11-15-2004, 10:56 PM
Its better than mine for sure, but again mine is only about .0005 more off.
I have 2 cheap chinese dial indicators, and using them enough I find the accuracy is about .001 because as the rod flexes, the indicator needle bounces around from friction on the tip.
I used a dial test indicator on my spindle, has .0005 resolution, cost me 40$, so a little nicer than the dirt cheap stuff.
My 7x14 is sitting on a wheelie on the floor, I have no table space for it. If I did, I would use it for some stuff, namely threading, since I dont have change gears for my sb.

11-16-2004, 09:29 AM

If I need something more precise I can, as you suggest, turn the center or adjust the 4-jaw independent chuck I almost always use. Right now it's plenty close for the work (play?) I do so I'm not going to worry about it.


I'm very pleased that my lathe is working out as well as it is after seeing how many negative comments are made about the Chinese mini-lathes.

And as little time as I have to use it I'm glad I went this route instead of buying a used lathe that needed to be restored first.

Mine isn't perfect but it's very useable. (Replacement parts are plentiful and cheap. There are several user groups where people can get help specific to these lathes. Lots of projects and articles written up for micro-machining including Rudy Kouhoupt's Shop Wisdom books.)

[This message has been edited by pgmrdan (edited 11-16-2004).]

11-16-2004, 11:39 AM
When I was at the HF store, I took a look at their 9x20 lathe.
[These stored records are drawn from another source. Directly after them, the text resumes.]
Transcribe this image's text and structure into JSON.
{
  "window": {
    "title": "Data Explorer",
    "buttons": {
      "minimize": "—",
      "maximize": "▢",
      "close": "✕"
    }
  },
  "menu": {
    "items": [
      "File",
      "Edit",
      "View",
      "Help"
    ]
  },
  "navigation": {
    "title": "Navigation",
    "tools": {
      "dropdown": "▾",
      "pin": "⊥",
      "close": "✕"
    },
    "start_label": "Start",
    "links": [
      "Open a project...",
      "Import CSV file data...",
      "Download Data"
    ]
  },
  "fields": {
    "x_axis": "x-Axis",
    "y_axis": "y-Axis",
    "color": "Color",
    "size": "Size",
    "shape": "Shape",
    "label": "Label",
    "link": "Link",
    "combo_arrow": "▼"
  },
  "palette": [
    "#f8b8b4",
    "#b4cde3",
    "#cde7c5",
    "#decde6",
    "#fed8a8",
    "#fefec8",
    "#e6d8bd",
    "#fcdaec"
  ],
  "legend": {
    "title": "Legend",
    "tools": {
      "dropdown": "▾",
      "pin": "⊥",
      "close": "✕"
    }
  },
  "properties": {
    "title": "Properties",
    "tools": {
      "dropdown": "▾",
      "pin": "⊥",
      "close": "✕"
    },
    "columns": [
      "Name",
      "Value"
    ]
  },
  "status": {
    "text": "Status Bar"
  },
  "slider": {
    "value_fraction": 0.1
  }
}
It occured to me how it really does look like a scaled up 7" lathe, compared to the south bend I have.
Mainly, the width of the bed is pretty narrow compared to old american iron, and the crosslide dove tails are close together for no apparent reason.
I also noticed though that the el cheapo 3 in 1 machine had some surfaces hand scraped, go figure.
THe negative feedback on the mini lathe will always hold true if you push the lathe beyond it's limits. But again, thats true for any machine tool.

11-16-2004, 02:14 PM
Comparing my $350 Logan 9x17 to a new HF 9x20, I lucked into a good deal despite my ignorance.